ダーク・ファンタジー小説 ※倉庫ログ

第二話 ( No.3 )
日時: 2010/07/19 15:29
名前: 耀 ◆63r2U4AfbM (ID: nmGiLBrS)

「うん、これで全部磨けたかな」
尚希は誰に話すでもなく独り言で呟くと、手に抱えていたそこそこの価格の壷を、ガラスのショーケースにしっかりと仕舞った。

AM9時45分——間も無く開店の時間になろうとしている。
尚希は少し開店には早いなと思いながらも店のシャッターをあげ、外の空気を店内に入れようと考えた。

(あれ…雨降ってたんだ…)
それじゃあ今日の客足は少ないだろうな、と溜息混じりに心の底で嘆いた。

しばらくボーっとしていると雨なのに、傘も差さずこちらに走ってくる人影が見えた。
尚希は時計に目をやると、まだ先ほどから5分しか経っていないということに気が付つくのだった。
普段ならこの時間帯に店に来る人はそうそう見ないし、その人の必死な顔を見たら余計怪訝に思ってしまう。

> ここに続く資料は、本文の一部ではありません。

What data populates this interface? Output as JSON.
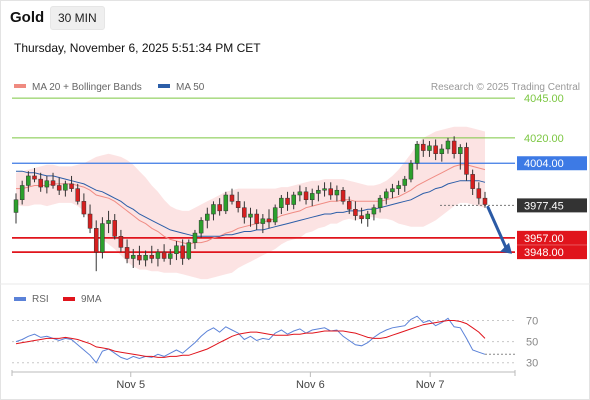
{
  "header": {
    "title": "Gold",
    "timeframe": "30 MIN",
    "datetime": "Thursday, November 6, 2025 5:51:34 PM CET"
  },
  "legend": {
    "items": [
      {
        "label": "MA 20 + Bollinger Bands",
        "color": "#ef8a80"
      },
      {
        "label": "MA 50",
        "color": "#2c5ea8"
      }
    ],
    "credit": "Research © 2025 Trading Central"
  },
  "colors": {
    "bull": "#2ca02c",
    "bear": "#d61f1f",
    "band_fill": "#fcdede",
    "green_level": "#7cc742",
    "blue_level": "#3d7ae5",
    "red_level": "#e0141c",
    "current": "#333333",
    "arrow": "#2b5aa5",
    "rsi": "#5b82d8",
    "rsi_ma": "#e0141c"
  },
  "chart_data": {
    "type": "candlestick",
    "x_labels": [
      "Nov 5",
      "Nov 6",
      "Nov 7"
    ],
    "ylim": [
      3938,
      4047
    ],
    "levels": [
      {
        "value": 4045.0,
        "label": "4045.00",
        "kind": "resistance-green"
      },
      {
        "value": 4020.0,
        "label": "4020.00",
        "kind": "resistance-green"
      },
      {
        "value": 4004.0,
        "label": "4004.00",
        "kind": "pivot-blue"
      },
      {
        "value": 3977.45,
        "label": "3977.45",
        "kind": "current-price"
      },
      {
        "value": 3957.0,
        "label": "3957.00",
        "kind": "target-red"
      },
      {
        "value": 3948.0,
        "label": "3948.00",
        "kind": "target-red"
      }
    ],
    "candles": [
      [
        3973,
        3985,
        3966,
        3981
      ],
      [
        3981,
        3993,
        3978,
        3990
      ],
      [
        3990,
        3999,
        3986,
        3996
      ],
      [
        3996,
        4001,
        3992,
        3994
      ],
      [
        3994,
        3998,
        3986,
        3989
      ],
      [
        3989,
        3996,
        3985,
        3993
      ],
      [
        3993,
        3998,
        3988,
        3990
      ],
      [
        3990,
        3995,
        3984,
        3987
      ],
      [
        3987,
        3993,
        3983,
        3991
      ],
      [
        3991,
        3996,
        3986,
        3988
      ],
      [
        3988,
        3991,
        3978,
        3980
      ],
      [
        3980,
        3985,
        3970,
        3972
      ],
      [
        3972,
        3978,
        3960,
        3963
      ],
      [
        3963,
        3968,
        3936,
        3948
      ],
      [
        3948,
        3970,
        3944,
        3966
      ],
      [
        3966,
        3974,
        3960,
        3968
      ],
      [
        3968,
        3972,
        3956,
        3958
      ],
      [
        3958,
        3962,
        3948,
        3951
      ],
      [
        3951,
        3956,
        3941,
        3944
      ],
      [
        3944,
        3950,
        3938,
        3946
      ],
      [
        3946,
        3952,
        3940,
        3943
      ],
      [
        3943,
        3949,
        3939,
        3946
      ],
      [
        3946,
        3952,
        3941,
        3944
      ],
      [
        3944,
        3950,
        3939,
        3948
      ],
      [
        3948,
        3953,
        3942,
        3944
      ],
      [
        3944,
        3950,
        3940,
        3947
      ],
      [
        3947,
        3955,
        3943,
        3952
      ],
      [
        3952,
        3956,
        3940,
        3944
      ],
      [
        3944,
        3956,
        3943,
        3954
      ],
      [
        3954,
        3962,
        3950,
        3960
      ],
      [
        3960,
        3970,
        3957,
        3968
      ],
      [
        3968,
        3976,
        3963,
        3972
      ],
      [
        3972,
        3980,
        3968,
        3978
      ],
      [
        3978,
        3982,
        3971,
        3974
      ],
      [
        3974,
        3986,
        3972,
        3984
      ],
      [
        3984,
        3988,
        3978,
        3980
      ],
      [
        3980,
        3986,
        3973,
        3976
      ],
      [
        3976,
        3980,
        3966,
        3970
      ],
      [
        3970,
        3976,
        3964,
        3972
      ],
      [
        3972,
        3975,
        3962,
        3966
      ],
      [
        3966,
        3972,
        3960,
        3969
      ],
      [
        3969,
        3975,
        3963,
        3967
      ],
      [
        3967,
        3978,
        3965,
        3976
      ],
      [
        3976,
        3984,
        3972,
        3982
      ],
      [
        3982,
        3986,
        3974,
        3978
      ],
      [
        3978,
        3986,
        3975,
        3984
      ],
      [
        3984,
        3990,
        3980,
        3986
      ],
      [
        3986,
        3989,
        3978,
        3981
      ],
      [
        3981,
        3988,
        3977,
        3985
      ],
      [
        3985,
        3990,
        3980,
        3987
      ],
      [
        3987,
        3992,
        3983,
        3988
      ],
      [
        3988,
        3992,
        3981,
        3984
      ],
      [
        3984,
        3990,
        3980,
        3987
      ],
      [
        3987,
        3989,
        3978,
        3980
      ],
      [
        3980,
        3983,
        3972,
        3975
      ],
      [
        3975,
        3980,
        3968,
        3971
      ],
      [
        3971,
        3976,
        3966,
        3969
      ],
      [
        3969,
        3974,
        3964,
        3972
      ],
      [
        3972,
        3978,
        3968,
        3976
      ],
      [
        3976,
        3984,
        3973,
        3982
      ],
      [
        3982,
        3988,
        3978,
        3986
      ],
      [
        3986,
        3991,
        3982,
        3988
      ],
      [
        3988,
        3993,
        3984,
        3990
      ],
      [
        3990,
        3996,
        3986,
        3994
      ],
      [
        3994,
        4006,
        3992,
        4004
      ],
      [
        4004,
        4018,
        4000,
        4016
      ],
      [
        4016,
        4019,
        4008,
        4012
      ],
      [
        4012,
        4018,
        4008,
        4015
      ],
      [
        4015,
        4019,
        4006,
        4010
      ],
      [
        4010,
        4016,
        4005,
        4013
      ],
      [
        4013,
        4020,
        4010,
        4018
      ],
      [
        4018,
        4021,
        4007,
        4010
      ],
      [
        4010,
        4016,
        4000,
        4014
      ],
      [
        4014,
        4017,
        3993,
        3997
      ],
      [
        3997,
        4000,
        3984,
        3988
      ],
      [
        3988,
        3992,
        3978,
        3982
      ],
      [
        3982,
        3986,
        3976,
        3978
      ]
    ],
    "ma20": [
      3988,
      3988,
      3989,
      3990,
      3990,
      3990,
      3991,
      3991,
      3991,
      3991,
      3990,
      3989,
      3987,
      3984,
      3983,
      3982,
      3980,
      3977,
      3974,
      3971,
      3968,
      3966,
      3963,
      3961,
      3958,
      3956,
      3955,
      3954,
      3953,
      3954,
      3954,
      3955,
      3957,
      3958,
      3960,
      3961,
      3963,
      3964,
      3965,
      3966,
      3967,
      3968,
      3969,
      3971,
      3972,
      3973,
      3974,
      3976,
      3977,
      3978,
      3979,
      3980,
      3980,
      3981,
      3981,
      3980,
      3980,
      3980,
      3980,
      3980,
      3981,
      3982,
      3983,
      3985,
      3987,
      3990,
      3992,
      3994,
      3996,
      3998,
      4000,
      4002,
      4003,
      4003,
      4002,
      4001,
      4000
    ],
    "upper_band": [
      3998,
      3999,
      4000,
      4001,
      4002,
      4003,
      4003,
      4002,
      4002,
      4002,
      4003,
      4004,
      4006,
      4008,
      4009,
      4010,
      4009,
      4008,
      4006,
      4003,
      3999,
      3995,
      3990,
      3986,
      3981,
      3977,
      3975,
      3974,
      3974,
      3976,
      3978,
      3980,
      3982,
      3984,
      3986,
      3987,
      3988,
      3988,
      3988,
      3988,
      3988,
      3988,
      3988,
      3989,
      3989,
      3990,
      3991,
      3992,
      3993,
      3993,
      3994,
      3994,
      3994,
      3994,
      3993,
      3992,
      3991,
      3990,
      3990,
      3991,
      3993,
      3996,
      4000,
      4005,
      4010,
      4016,
      4020,
      4022,
      4024,
      4025,
      4026,
      4027,
      4027,
      4027,
      4026,
      4025,
      4024
    ],
    "lower_band": [
      3978,
      3977,
      3977,
      3978,
      3978,
      3977,
      3978,
      3979,
      3979,
      3979,
      3977,
      3974,
      3968,
      3960,
      3956,
      3953,
      3950,
      3946,
      3942,
      3939,
      3937,
      3937,
      3936,
      3936,
      3935,
      3935,
      3935,
      3934,
      3933,
      3932,
      3931,
      3931,
      3932,
      3933,
      3934,
      3935,
      3938,
      3940,
      3942,
      3944,
      3946,
      3948,
      3950,
      3953,
      3955,
      3956,
      3957,
      3960,
      3961,
      3963,
      3964,
      3966,
      3966,
      3968,
      3969,
      3968,
      3969,
      3970,
      3970,
      3969,
      3969,
      3968,
      3966,
      3965,
      3964,
      3964,
      3964,
      3966,
      3968,
      3971,
      3974,
      3977,
      3979,
      3979,
      3978,
      3977,
      3976
    ],
    "ma50": [
      3999,
      3999,
      3998,
      3998,
      3997,
      3996,
      3996,
      3995,
      3994,
      3993,
      3992,
      3991,
      3989,
      3987,
      3986,
      3984,
      3982,
      3980,
      3977,
      3975,
      3972,
      3970,
      3968,
      3966,
      3964,
      3962,
      3961,
      3960,
      3959,
      3958,
      3958,
      3958,
      3958,
      3958,
      3959,
      3959,
      3960,
      3961,
      3961,
      3962,
      3962,
      3963,
      3964,
      3965,
      3966,
      3967,
      3968,
      3969,
      3970,
      3971,
      3972,
      3972,
      3973,
      3973,
      3974,
      3974,
      3974,
      3975,
      3975,
      3976,
      3977,
      3978,
      3979,
      3980,
      3981,
      3983,
      3985,
      3986,
      3988,
      3989,
      3991,
      3992,
      3993,
      3993,
      3993,
      3993,
      3992
    ],
    "forecast_arrow": {
      "from": 3977.45,
      "to": 3952
    },
    "rsi": {
      "label": "RSI",
      "ma_label": "9MA",
      "levels": [
        70,
        50,
        30
      ],
      "ylim": [
        25,
        78
      ],
      "values": [
        50,
        52,
        55,
        57,
        54,
        55,
        53,
        51,
        53,
        52,
        47,
        42,
        37,
        30,
        41,
        43,
        39,
        35,
        33,
        36,
        34,
        36,
        35,
        38,
        36,
        39,
        42,
        39,
        44,
        49,
        55,
        60,
        63,
        59,
        64,
        61,
        58,
        52,
        55,
        51,
        53,
        52,
        58,
        61,
        57,
        60,
        62,
        58,
        61,
        62,
        63,
        60,
        61,
        55,
        51,
        47,
        46,
        49,
        54,
        58,
        61,
        63,
        64,
        65,
        71,
        74,
        68,
        70,
        65,
        68,
        72,
        64,
        63,
        53,
        42,
        40,
        38
      ],
      "ma_values": [
        48,
        49,
        50,
        51,
        52,
        53,
        53,
        53,
        54,
        53,
        52,
        50,
        48,
        45,
        44,
        43,
        41,
        40,
        39,
        38,
        37,
        36,
        36,
        35,
        35,
        36,
        36,
        37,
        37,
        39,
        41,
        43,
        46,
        49,
        52,
        55,
        57,
        58,
        59,
        59,
        58,
        57,
        56,
        56,
        56,
        57,
        57,
        58,
        58,
        59,
        60,
        60,
        60,
        60,
        59,
        58,
        56,
        54,
        53,
        53,
        54,
        56,
        58,
        60,
        62,
        64,
        66,
        67,
        68,
        69,
        70,
        70,
        69,
        67,
        63,
        59,
        53
      ]
    }
  }
}
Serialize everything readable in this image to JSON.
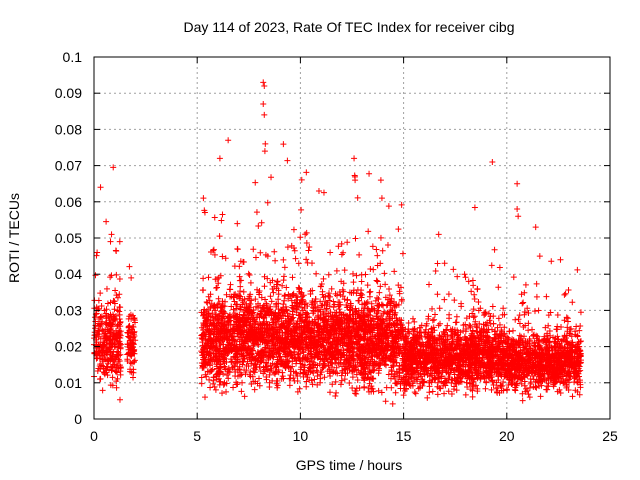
{
  "chart_data": {
    "type": "scatter",
    "title": "Day 114 of 2023, Rate Of TEC Index for receiver cibg",
    "xlabel": "GPS time / hours",
    "ylabel": "ROTI / TECUs",
    "xlim": [
      0,
      25
    ],
    "ylim": [
      0,
      0.1
    ],
    "x_ticks": [
      "0",
      "5",
      "10",
      "15",
      "20",
      "25"
    ],
    "y_ticks": [
      "0",
      "0.01",
      "0.02",
      "0.03",
      "0.04",
      "0.05",
      "0.06",
      "0.07",
      "0.08",
      "0.09",
      "0.1"
    ],
    "grid": true,
    "marker": "+",
    "series_color": "#ff0000",
    "series": [
      {
        "name": "ROTI",
        "segments": [
          {
            "x_start": 0.0,
            "x_end": 1.3,
            "center": 0.021,
            "spread": 0.01,
            "density": 260
          },
          {
            "x_start": 1.6,
            "x_end": 2.0,
            "center": 0.021,
            "spread": 0.008,
            "density": 220
          },
          {
            "x_start": 5.2,
            "x_end": 9.0,
            "center": 0.022,
            "spread": 0.011,
            "density": 320
          },
          {
            "x_start": 9.0,
            "x_end": 15.0,
            "center": 0.022,
            "spread": 0.011,
            "density": 320
          },
          {
            "x_start": 15.0,
            "x_end": 20.0,
            "center": 0.017,
            "spread": 0.008,
            "density": 300
          },
          {
            "x_start": 20.0,
            "x_end": 23.6,
            "center": 0.016,
            "spread": 0.007,
            "density": 280
          }
        ],
        "peaks": [
          {
            "x": 0.15,
            "y": 0.046
          },
          {
            "x": 0.8,
            "y": 0.049
          },
          {
            "x": 0.85,
            "y": 0.051
          },
          {
            "x": 1.25,
            "y": 0.049
          },
          {
            "x": 1.8,
            "y": 0.039
          },
          {
            "x": 5.3,
            "y": 0.061
          },
          {
            "x": 6.1,
            "y": 0.072
          },
          {
            "x": 6.5,
            "y": 0.077
          },
          {
            "x": 8.2,
            "y": 0.093
          },
          {
            "x": 8.25,
            "y": 0.092
          },
          {
            "x": 8.2,
            "y": 0.087
          },
          {
            "x": 8.25,
            "y": 0.084
          },
          {
            "x": 8.3,
            "y": 0.076
          },
          {
            "x": 8.28,
            "y": 0.074
          },
          {
            "x": 10.9,
            "y": 0.063
          },
          {
            "x": 12.6,
            "y": 0.072
          },
          {
            "x": 12.65,
            "y": 0.066
          },
          {
            "x": 13.9,
            "y": 0.066
          },
          {
            "x": 13.95,
            "y": 0.061
          },
          {
            "x": 16.7,
            "y": 0.051
          },
          {
            "x": 19.3,
            "y": 0.071
          },
          {
            "x": 20.5,
            "y": 0.065
          },
          {
            "x": 20.5,
            "y": 0.058
          },
          {
            "x": 20.55,
            "y": 0.056
          },
          {
            "x": 21.4,
            "y": 0.053
          },
          {
            "x": 21.6,
            "y": 0.045
          },
          {
            "x": 22.6,
            "y": 0.044
          }
        ]
      }
    ]
  }
}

その人物が近づいてくるにつれて、その人は女性、しかも年配の方であること、手に風呂敷で包んだ箱らしきものを抱えてることに気付く。
尚希が分けが分からないという顔をしていると、雨にぬれたその女性は尚希の目の前に来ていた。

「あ…あの…なんでしょう…?」
緊張のあまり、思わず声が上擦ってしまう。
女性はといえば、息苦しそうに呼吸をするばかりで口を開こうとしない。

「開店までにはまだ少しありますので、店内で少々お待ちいただけますか?」
苦笑いを浮かべて自分はドアの端に寄り、「どうぞ」とその女性が通りやすいように道を空けた。
その時——。

「お願い!お願いだからこれを引き取って!!」
いきなり腹に手に抱えていた箱を押し付けられ、尚希はよろめく。
その彼女の顔は泣きそうな程にしわくちゃになっていた。

「えぇと…じゃあ鑑定と代金を…」
突然のことで気が動転しながらも、尚希はその女性に言った。

「いらない!お願いだから引き取って頂戴!」
「そういわれましても…」
困ったなあと内心思い口ごもる尚希。
「あ!!待って下さい!」
その女性は泣きながら走って逃げてしまった。

「どうしよう…」
尚希は抱えている包みに視線を送る。
しょうがないなあと思い、それを店の中に運ぶ。
この頼まれたら断れない自分の性格が自分でも嫌いだと思っている尚希だが直したくても直せないのだ。